Some yards away, my brother Jeff and I glared across the Illinois River, as we stood near a small sedan where a jovial elderly white man with white hair directed our attention to where the body was found. His name was Larry Brafman, he was 80, he said.
He said, “There have been bodies in the river, a few, over the years, here and there, either a suicide, or… [he paused]. There have been bodies found in the river.”
Speak, river …
How does a promising young Black man, full of life, with a bright future and a million and one reasons to live, end up floating dead in the Illinois River in the town of Peru, 60 miles north of his college campus?
What, or perhaps who, would lead a young Black man to a town with the population of 0.4% African Americans?
Those were among the immediate questions that swirled inside my head as I began my journalistic search. There were others, but none more pressing or persistent than: What happened to Jelani?
More than three weeks later, and after having traveled to Peru-La Salle, to Bloomington and twice to Danville — and after having interviewed, researched, wrestled with this case, and shed tears over the details uncovered about Jelani’s unrecognizable body, and having witnessed his mother’s wincing pain — I still don’t have answers.

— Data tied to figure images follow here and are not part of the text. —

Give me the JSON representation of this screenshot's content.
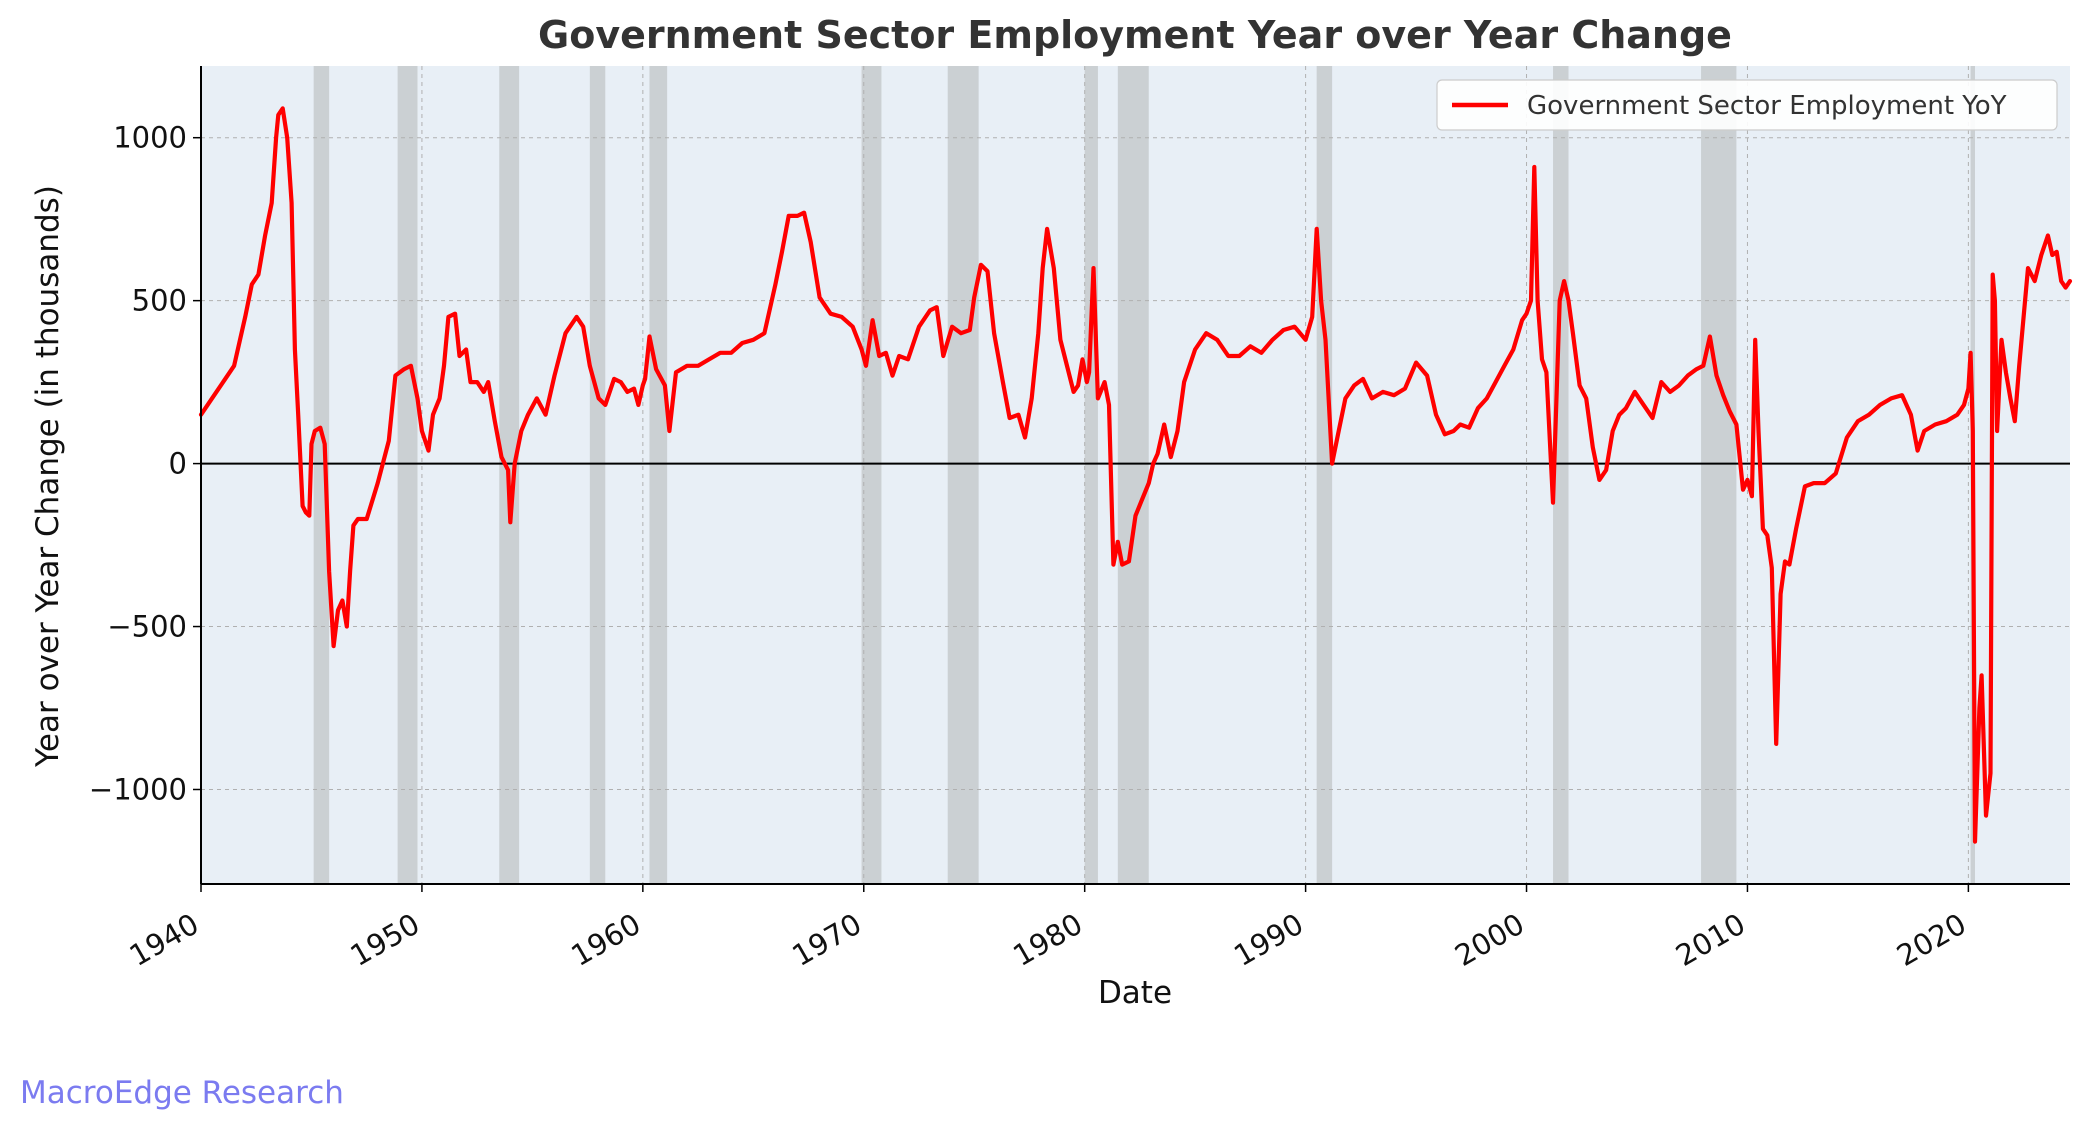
{
  "chart_data": {
    "type": "line",
    "title": "Government Sector Employment Year over Year Change",
    "xlabel": "Date",
    "ylabel": "Year over Year Change (in thousands)",
    "xlim": [
      1940.0,
      2024.6
    ],
    "ylim": [
      -1290,
      1220
    ],
    "x_ticks": [
      1940,
      1950,
      1960,
      1970,
      1980,
      1990,
      2000,
      2010,
      2020
    ],
    "y_ticks": [
      -1000,
      -500,
      0,
      500,
      1000
    ],
    "y_tick_labels": [
      "−1000",
      "−500",
      "0",
      "500",
      "1000"
    ],
    "grid": true,
    "zero_line": true,
    "legend": {
      "position": "top-right",
      "entries": [
        "Government Sector Employment YoY"
      ]
    },
    "colors": {
      "series": "#ff0000",
      "plot_background": "#e8eff6",
      "recession_shading": "#c9cdd1"
    },
    "recessions": [
      [
        1945.1,
        1945.8
      ],
      [
        1948.9,
        1949.8
      ],
      [
        1953.5,
        1954.4
      ],
      [
        1957.6,
        1958.3
      ],
      [
        1960.3,
        1961.1
      ],
      [
        1969.9,
        1970.8
      ],
      [
        1973.8,
        1975.2
      ],
      [
        1980.0,
        1980.6
      ],
      [
        1981.5,
        1982.9
      ],
      [
        1990.5,
        1991.2
      ],
      [
        2001.2,
        2001.9
      ],
      [
        2007.9,
        2009.5
      ],
      [
        2020.1,
        2020.3
      ]
    ],
    "series": [
      {
        "name": "Government Sector Employment YoY",
        "x": [
          1940.0,
          1940.5,
          1941.0,
          1941.5,
          1942.0,
          1942.3,
          1942.6,
          1942.9,
          1943.2,
          1943.4,
          1943.5,
          1943.7,
          1943.9,
          1944.1,
          1944.25,
          1944.4,
          1944.6,
          1944.75,
          1944.9,
          1945.0,
          1945.15,
          1945.4,
          1945.6,
          1945.8,
          1946.0,
          1946.2,
          1946.4,
          1946.6,
          1946.75,
          1946.9,
          1947.1,
          1947.5,
          1948.0,
          1948.5,
          1948.8,
          1949.2,
          1949.5,
          1949.8,
          1950.0,
          1950.3,
          1950.5,
          1950.8,
          1951.0,
          1951.2,
          1951.5,
          1951.7,
          1952.0,
          1952.2,
          1952.5,
          1952.8,
          1953.0,
          1953.3,
          1953.6,
          1953.9,
          1954.0,
          1954.2,
          1954.5,
          1954.8,
          1955.2,
          1955.6,
          1956.0,
          1956.5,
          1957.0,
          1957.3,
          1957.6,
          1958.0,
          1958.3,
          1958.7,
          1959.0,
          1959.3,
          1959.6,
          1959.8,
          1960.0,
          1960.1,
          1960.3,
          1960.6,
          1961.0,
          1961.2,
          1961.5,
          1962.0,
          1962.5,
          1963.0,
          1963.5,
          1964.0,
          1964.5,
          1965.0,
          1965.5,
          1966.0,
          1966.3,
          1966.6,
          1967.0,
          1967.3,
          1967.6,
          1968.0,
          1968.5,
          1969.0,
          1969.5,
          1969.9,
          1970.1,
          1970.4,
          1970.7,
          1971.0,
          1971.3,
          1971.6,
          1972.0,
          1972.5,
          1973.0,
          1973.3,
          1973.6,
          1974.0,
          1974.4,
          1974.8,
          1975.0,
          1975.3,
          1975.6,
          1975.9,
          1976.3,
          1976.6,
          1977.0,
          1977.3,
          1977.6,
          1977.9,
          1978.1,
          1978.3,
          1978.6,
          1978.9,
          1979.2,
          1979.5,
          1979.7,
          1979.9,
          1980.1,
          1980.2,
          1980.4,
          1980.6,
          1980.9,
          1981.1,
          1981.3,
          1981.5,
          1981.7,
          1982.0,
          1982.3,
          1982.6,
          1982.9,
          1983.1,
          1983.3,
          1983.6,
          1983.9,
          1984.2,
          1984.5,
          1985.0,
          1985.5,
          1986.0,
          1986.5,
          1987.0,
          1987.5,
          1988.0,
          1988.5,
          1989.0,
          1989.5,
          1990.0,
          1990.3,
          1990.5,
          1990.7,
          1990.9,
          1991.2,
          1991.5,
          1991.8,
          1992.2,
          1992.6,
          1993.0,
          1993.5,
          1994.0,
          1994.5,
          1995.0,
          1995.5,
          1995.9,
          1996.3,
          1996.7,
          1997.0,
          1997.4,
          1997.8,
          1998.2,
          1998.6,
          1999.0,
          1999.4,
          1999.8,
          2000.0,
          2000.2,
          2000.35,
          2000.5,
          2000.7,
          2000.9,
          2001.2,
          2001.5,
          2001.7,
          2001.9,
          2002.1,
          2002.4,
          2002.7,
          2003.0,
          2003.3,
          2003.6,
          2003.9,
          2004.2,
          2004.5,
          2004.9,
          2005.3,
          2005.7,
          2006.1,
          2006.5,
          2006.9,
          2007.3,
          2007.7,
          2008.0,
          2008.3,
          2008.6,
          2008.9,
          2009.2,
          2009.5,
          2009.8,
          2010.0,
          2010.2,
          2010.35,
          2010.5,
          2010.7,
          2010.9,
          2011.1,
          2011.3,
          2011.5,
          2011.7,
          2011.9,
          2012.2,
          2012.6,
          2013.0,
          2013.5,
          2014.0,
          2014.5,
          2015.0,
          2015.5,
          2016.0,
          2016.5,
          2017.0,
          2017.4,
          2017.7,
          2018.0,
          2018.5,
          2019.0,
          2019.5,
          2019.8,
          2020.0,
          2020.1,
          2020.2,
          2020.3,
          2020.5,
          2020.6,
          2020.8,
          2021.0,
          2021.1,
          2021.2,
          2021.3,
          2021.5,
          2021.7,
          2021.9,
          2022.1,
          2022.3,
          2022.5,
          2022.7,
          2023.0,
          2023.3,
          2023.6,
          2023.8,
          2024.0,
          2024.2,
          2024.4,
          2024.6
        ],
        "values": [
          150,
          200,
          250,
          300,
          450,
          550,
          580,
          700,
          800,
          1000,
          1070,
          1090,
          1000,
          800,
          350,
          150,
          -130,
          -150,
          -160,
          60,
          100,
          110,
          60,
          -330,
          -560,
          -450,
          -420,
          -500,
          -330,
          -190,
          -170,
          -170,
          -60,
          70,
          270,
          290,
          300,
          200,
          100,
          40,
          150,
          200,
          300,
          450,
          460,
          330,
          350,
          250,
          250,
          220,
          250,
          130,
          20,
          -20,
          -180,
          0,
          100,
          150,
          200,
          150,
          270,
          400,
          450,
          420,
          300,
          200,
          180,
          260,
          250,
          220,
          230,
          180,
          240,
          260,
          390,
          290,
          240,
          100,
          280,
          300,
          300,
          320,
          340,
          340,
          370,
          380,
          400,
          550,
          650,
          760,
          760,
          770,
          680,
          510,
          460,
          450,
          420,
          350,
          300,
          440,
          330,
          340,
          270,
          330,
          320,
          420,
          470,
          480,
          330,
          420,
          400,
          410,
          510,
          610,
          590,
          400,
          250,
          140,
          150,
          80,
          200,
          400,
          600,
          720,
          600,
          380,
          300,
          220,
          240,
          320,
          250,
          280,
          600,
          200,
          250,
          180,
          -310,
          -240,
          -310,
          -300,
          -160,
          -110,
          -60,
          0,
          30,
          120,
          20,
          100,
          250,
          350,
          400,
          380,
          330,
          330,
          360,
          340,
          380,
          410,
          420,
          380,
          450,
          720,
          500,
          380,
          0,
          100,
          200,
          240,
          260,
          200,
          220,
          210,
          230,
          310,
          270,
          150,
          90,
          100,
          120,
          110,
          170,
          200,
          250,
          300,
          350,
          440,
          460,
          500,
          910,
          500,
          320,
          280,
          -120,
          500,
          560,
          500,
          400,
          240,
          200,
          50,
          -50,
          -20,
          100,
          150,
          170,
          220,
          180,
          140,
          250,
          220,
          240,
          270,
          290,
          300,
          390,
          270,
          210,
          160,
          120,
          -80,
          -50,
          -100,
          380,
          100,
          -200,
          -220,
          -320,
          -860,
          -400,
          -300,
          -310,
          -200,
          -70,
          -60,
          -60,
          -30,
          80,
          130,
          150,
          180,
          200,
          210,
          150,
          40,
          100,
          120,
          130,
          150,
          180,
          230,
          340,
          100,
          -1160,
          -750,
          -650,
          -1080,
          -950,
          580,
          500,
          100,
          380,
          280,
          200,
          130,
          300,
          450,
          600,
          560,
          640,
          700,
          640,
          650,
          560,
          540,
          560
        ]
      }
    ]
  },
  "watermark": "MacroEdge Research"
}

But someone does. Someone out there knows exactly what happened to Jelani Day. Someone bore witness to that horror. Someone knows.
Whatever happened, this much I believe: He did not jump in that river. Not in a million years. Jelani was murdered. Plain and simply, it was murder. (As a columnist, I am allowed to say what I believe. And that does not preclude police investigators from doing their job to get to the bottom of this case.)

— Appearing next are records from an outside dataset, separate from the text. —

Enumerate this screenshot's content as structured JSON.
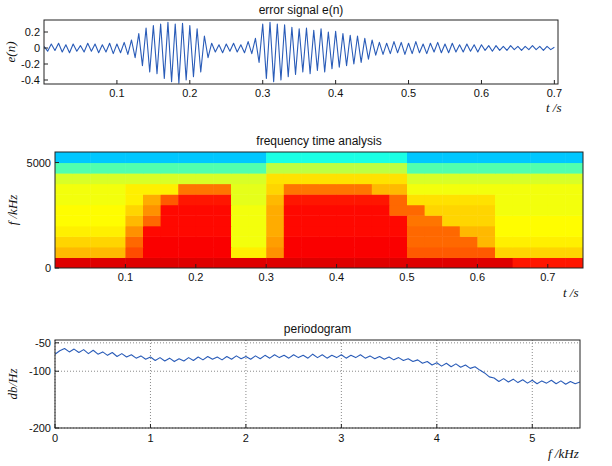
{
  "chart_data": [
    {
      "type": "line",
      "title": "error signal e(n)",
      "x_label": "t /s",
      "y_label": "e(n)",
      "color": "#2a5cb8",
      "grid": false,
      "xlim": [
        0,
        0.705
      ],
      "ylim": [
        -0.45,
        0.35
      ],
      "xticks": [
        0.1,
        0.2,
        0.3,
        0.4,
        0.5,
        0.6,
        0.7
      ],
      "yticks": [
        -0.4,
        -0.2,
        0,
        0.2
      ],
      "x": [
        0,
        0.005,
        0.01,
        0.015,
        0.02,
        0.025,
        0.03,
        0.035,
        0.04,
        0.045,
        0.05,
        0.055,
        0.06,
        0.065,
        0.07,
        0.075,
        0.08,
        0.085,
        0.09,
        0.095,
        0.1,
        0.105,
        0.11,
        0.115,
        0.12,
        0.125,
        0.13,
        0.135,
        0.14,
        0.145,
        0.15,
        0.155,
        0.16,
        0.165,
        0.17,
        0.175,
        0.18,
        0.185,
        0.19,
        0.195,
        0.2,
        0.205,
        0.21,
        0.215,
        0.22,
        0.225,
        0.23,
        0.235,
        0.24,
        0.245,
        0.25,
        0.255,
        0.26,
        0.265,
        0.27,
        0.275,
        0.28,
        0.285,
        0.29,
        0.295,
        0.3,
        0.305,
        0.31,
        0.315,
        0.32,
        0.325,
        0.33,
        0.335,
        0.34,
        0.345,
        0.35,
        0.355,
        0.36,
        0.365,
        0.37,
        0.375,
        0.38,
        0.385,
        0.39,
        0.395,
        0.4,
        0.405,
        0.41,
        0.415,
        0.42,
        0.425,
        0.43,
        0.435,
        0.44,
        0.445,
        0.45,
        0.455,
        0.46,
        0.465,
        0.47,
        0.475,
        0.48,
        0.485,
        0.49,
        0.495,
        0.5,
        0.505,
        0.51,
        0.515,
        0.52,
        0.525,
        0.53,
        0.535,
        0.54,
        0.545,
        0.55,
        0.555,
        0.56,
        0.565,
        0.57,
        0.575,
        0.58,
        0.585,
        0.59,
        0.595,
        0.6,
        0.605,
        0.61,
        0.615,
        0.62,
        0.625,
        0.63,
        0.635,
        0.64,
        0.645,
        0.65,
        0.655,
        0.66,
        0.665,
        0.67,
        0.675,
        0.68,
        0.685,
        0.69,
        0.695,
        0.7
      ],
      "values": [
        0.02,
        -0.04,
        0.05,
        -0.03,
        0.06,
        -0.05,
        0.04,
        -0.06,
        0.05,
        -0.04,
        0.03,
        -0.05,
        0.06,
        -0.04,
        0.05,
        -0.06,
        0.04,
        -0.05,
        0.06,
        -0.07,
        0.05,
        -0.06,
        0.07,
        -0.08,
        0.1,
        -0.12,
        0.18,
        -0.22,
        0.25,
        -0.3,
        0.28,
        -0.32,
        0.3,
        -0.38,
        0.32,
        -0.42,
        0.3,
        -0.44,
        0.31,
        -0.4,
        0.28,
        -0.36,
        0.24,
        -0.3,
        0.15,
        -0.12,
        0.06,
        -0.05,
        0.04,
        -0.06,
        0.05,
        -0.04,
        0.06,
        -0.05,
        0.04,
        -0.06,
        0.08,
        -0.07,
        0.12,
        -0.18,
        0.3,
        -0.38,
        0.32,
        -0.42,
        0.3,
        -0.4,
        0.29,
        -0.36,
        0.26,
        -0.33,
        0.24,
        -0.3,
        0.25,
        -0.32,
        0.22,
        -0.28,
        0.24,
        -0.3,
        0.2,
        -0.26,
        0.21,
        -0.24,
        0.18,
        -0.22,
        0.16,
        -0.2,
        0.15,
        -0.18,
        0.12,
        -0.14,
        0.1,
        -0.09,
        0.07,
        -0.08,
        0.06,
        -0.07,
        0.08,
        -0.06,
        0.07,
        -0.08,
        0.06,
        -0.07,
        0.08,
        -0.06,
        0.05,
        -0.07,
        0.06,
        -0.05,
        0.07,
        -0.06,
        0.05,
        -0.06,
        0.06,
        -0.05,
        0.04,
        -0.05,
        0.05,
        -0.04,
        0.04,
        -0.05,
        0.04,
        -0.03,
        0.03,
        -0.04,
        0.03,
        -0.03,
        0.02,
        -0.03,
        0.03,
        -0.02,
        0.02,
        -0.03,
        0.02,
        -0.02,
        0.03,
        -0.02,
        0.02,
        -0.03,
        0.02,
        -0.02,
        0.01
      ]
    },
    {
      "type": "heatmap",
      "title": "frequency time analysis",
      "x_label": "t /s",
      "y_label": "f /kHz",
      "grid": false,
      "xlim": [
        0,
        0.75
      ],
      "ylim": [
        0,
        5500
      ],
      "xticks": [
        0.1,
        0.2,
        0.3,
        0.4,
        0.5,
        0.6,
        0.7
      ],
      "yticks": [
        0,
        5000
      ],
      "zlim": [
        -110,
        -35
      ],
      "xbins": [
        0,
        0.025,
        0.05,
        0.075,
        0.1,
        0.125,
        0.15,
        0.175,
        0.2,
        0.225,
        0.25,
        0.275,
        0.3,
        0.325,
        0.35,
        0.375,
        0.4,
        0.425,
        0.45,
        0.475,
        0.5,
        0.525,
        0.55,
        0.575,
        0.6,
        0.625,
        0.65,
        0.675,
        0.7,
        0.725,
        0.75
      ],
      "ybins": [
        0,
        500,
        1000,
        1500,
        2000,
        2500,
        3000,
        3500,
        4000,
        4500,
        5000,
        5500
      ],
      "z": [
        [
          -42,
          -42,
          -42,
          -42,
          -42,
          -42,
          -42,
          -42,
          -42,
          -42,
          -42,
          -42,
          -42,
          -42,
          -42,
          -42,
          -42,
          -42,
          -42,
          -42,
          -42,
          -42,
          -42,
          -42,
          -42,
          -42,
          -46,
          -46,
          -46,
          -46
        ],
        [
          -58,
          -58,
          -58,
          -58,
          -50,
          -44,
          -44,
          -44,
          -44,
          -44,
          -62,
          -62,
          -55,
          -44,
          -44,
          -44,
          -44,
          -44,
          -44,
          -44,
          -51,
          -51,
          -51,
          -51,
          -51,
          -60,
          -60,
          -60,
          -60,
          -60
        ],
        [
          -60,
          -60,
          -60,
          -60,
          -52,
          -44,
          -44,
          -44,
          -44,
          -44,
          -64,
          -64,
          -56,
          -44,
          -44,
          -44,
          -44,
          -44,
          -44,
          -44,
          -52,
          -52,
          -52,
          -52,
          -58,
          -62,
          -62,
          -62,
          -62,
          -62
        ],
        [
          -62,
          -62,
          -62,
          -62,
          -55,
          -45,
          -45,
          -45,
          -45,
          -45,
          -64,
          -64,
          -57,
          -45,
          -45,
          -45,
          -45,
          -45,
          -45,
          -45,
          -52,
          -52,
          -52,
          -58,
          -58,
          -63,
          -63,
          -63,
          -63,
          -63
        ],
        [
          -63,
          -63,
          -63,
          -63,
          -58,
          -52,
          -45,
          -45,
          -45,
          -45,
          -64,
          -64,
          -57,
          -45,
          -45,
          -45,
          -45,
          -45,
          -45,
          -45,
          -53,
          -53,
          -60,
          -60,
          -60,
          -63,
          -63,
          -63,
          -63,
          -63
        ],
        [
          -63,
          -63,
          -63,
          -63,
          -60,
          -55,
          -45,
          -45,
          -45,
          -45,
          -64,
          -64,
          -57,
          -45,
          -45,
          -45,
          -45,
          -45,
          -45,
          -52,
          -52,
          -60,
          -60,
          -60,
          -60,
          -64,
          -64,
          -64,
          -64,
          -64
        ],
        [
          -64,
          -64,
          -64,
          -64,
          -62,
          -57,
          -51,
          -46,
          -46,
          -46,
          -65,
          -65,
          -58,
          -46,
          -46,
          -46,
          -46,
          -46,
          -46,
          -52,
          -61,
          -61,
          -61,
          -61,
          -61,
          -64,
          -64,
          -64,
          -64,
          -64
        ],
        [
          -64,
          -64,
          -64,
          -64,
          -62,
          -62,
          -62,
          -53,
          -53,
          -53,
          -65,
          -65,
          -60,
          -53,
          -53,
          -53,
          -53,
          -53,
          -58,
          -58,
          -64,
          -64,
          -64,
          -64,
          -64,
          -64,
          -64,
          -64,
          -64,
          -64
        ],
        [
          -66,
          -66,
          -66,
          -66,
          -66,
          -66,
          -66,
          -66,
          -66,
          -66,
          -66,
          -66,
          -61,
          -61,
          -61,
          -61,
          -61,
          -61,
          -61,
          -61,
          -66,
          -66,
          -66,
          -66,
          -66,
          -66,
          -66,
          -66,
          -66,
          -66
        ],
        [
          -76,
          -76,
          -76,
          -76,
          -76,
          -76,
          -76,
          -76,
          -76,
          -76,
          -76,
          -76,
          -68,
          -68,
          -68,
          -68,
          -68,
          -68,
          -68,
          -68,
          -76,
          -76,
          -76,
          -76,
          -76,
          -76,
          -76,
          -76,
          -76,
          -76
        ],
        [
          -86,
          -86,
          -86,
          -86,
          -86,
          -86,
          -86,
          -86,
          -86,
          -86,
          -86,
          -86,
          -80,
          -80,
          -80,
          -80,
          -80,
          -80,
          -80,
          -80,
          -86,
          -86,
          -86,
          -86,
          -86,
          -86,
          -86,
          -86,
          -86,
          -86
        ]
      ]
    },
    {
      "type": "line",
      "title": "periodogram",
      "x_label": "f /kHz",
      "y_label": "db/Hz",
      "color": "#2a5cb8",
      "grid": true,
      "xlim": [
        0,
        5.5
      ],
      "ylim": [
        -200,
        -45
      ],
      "xticks": [
        0,
        1,
        2,
        3,
        4,
        5
      ],
      "yticks": [
        -200,
        -100,
        -50
      ],
      "x": [
        0,
        0.05,
        0.1,
        0.15,
        0.2,
        0.25,
        0.3,
        0.35,
        0.4,
        0.45,
        0.5,
        0.55,
        0.6,
        0.65,
        0.7,
        0.75,
        0.8,
        0.85,
        0.9,
        0.95,
        1,
        1.05,
        1.1,
        1.15,
        1.2,
        1.25,
        1.3,
        1.35,
        1.4,
        1.45,
        1.5,
        1.55,
        1.6,
        1.65,
        1.7,
        1.75,
        1.8,
        1.85,
        1.9,
        1.95,
        2,
        2.05,
        2.1,
        2.15,
        2.2,
        2.25,
        2.3,
        2.35,
        2.4,
        2.45,
        2.5,
        2.55,
        2.6,
        2.65,
        2.7,
        2.75,
        2.8,
        2.85,
        2.9,
        2.95,
        3,
        3.05,
        3.1,
        3.15,
        3.2,
        3.25,
        3.3,
        3.35,
        3.4,
        3.45,
        3.5,
        3.55,
        3.6,
        3.65,
        3.7,
        3.75,
        3.8,
        3.85,
        3.9,
        3.95,
        4,
        4.05,
        4.1,
        4.15,
        4.2,
        4.25,
        4.3,
        4.35,
        4.4,
        4.45,
        4.5,
        4.55,
        4.6,
        4.65,
        4.7,
        4.75,
        4.8,
        4.85,
        4.9,
        4.95,
        5,
        5.05,
        5.1,
        5.15,
        5.2,
        5.25,
        5.3,
        5.35,
        5.4,
        5.45,
        5.5
      ],
      "values": [
        -70,
        -64,
        -60,
        -66,
        -61,
        -67,
        -62,
        -69,
        -63,
        -70,
        -66,
        -72,
        -67,
        -74,
        -69,
        -75,
        -71,
        -77,
        -73,
        -79,
        -75,
        -81,
        -76,
        -82,
        -77,
        -83,
        -78,
        -82,
        -76,
        -81,
        -75,
        -80,
        -74,
        -79,
        -75,
        -80,
        -74,
        -79,
        -73,
        -78,
        -74,
        -79,
        -73,
        -78,
        -72,
        -77,
        -71,
        -76,
        -72,
        -77,
        -71,
        -76,
        -72,
        -77,
        -70,
        -76,
        -71,
        -77,
        -72,
        -76,
        -71,
        -77,
        -72,
        -76,
        -71,
        -77,
        -73,
        -78,
        -74,
        -79,
        -75,
        -80,
        -76,
        -81,
        -78,
        -83,
        -80,
        -86,
        -83,
        -89,
        -85,
        -91,
        -86,
        -92,
        -87,
        -93,
        -89,
        -95,
        -92,
        -98,
        -103,
        -110,
        -112,
        -118,
        -113,
        -119,
        -114,
        -120,
        -115,
        -121,
        -116,
        -122,
        -117,
        -121,
        -116,
        -122,
        -117,
        -123,
        -118,
        -122,
        -119
      ]
    }
  ]
}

And I believe that if ever there was a case that called for a federal investigation, it is this one. Not only a probe of the case itself but an investigation of the local investigation — from top to bottom — that so far has publicly yielded few answers.
This much I also believe: that there are good people in Peru. And that they don’t deserve any aspersions being cast about their good town, where a young Black man’s body was found this summer, floating facedown in the river.
Indeed the good people of Peru may be key ultimately in helping to solve this mystery — because rivers can’t speak.
About 150 miles away, a grieving mother waits for answers. Private investigators for the family this week unsealed the mahogany casket, seeking evidence and truth, including DNA. So that Carmen Bolden Day can be certain that the remains inside are Jelani.
So that she can at least, at last, bury her son. Even as she fights, prays, hopes and waits for justice for Jelani.
Even as there are still rivers for this grieving mother to cross.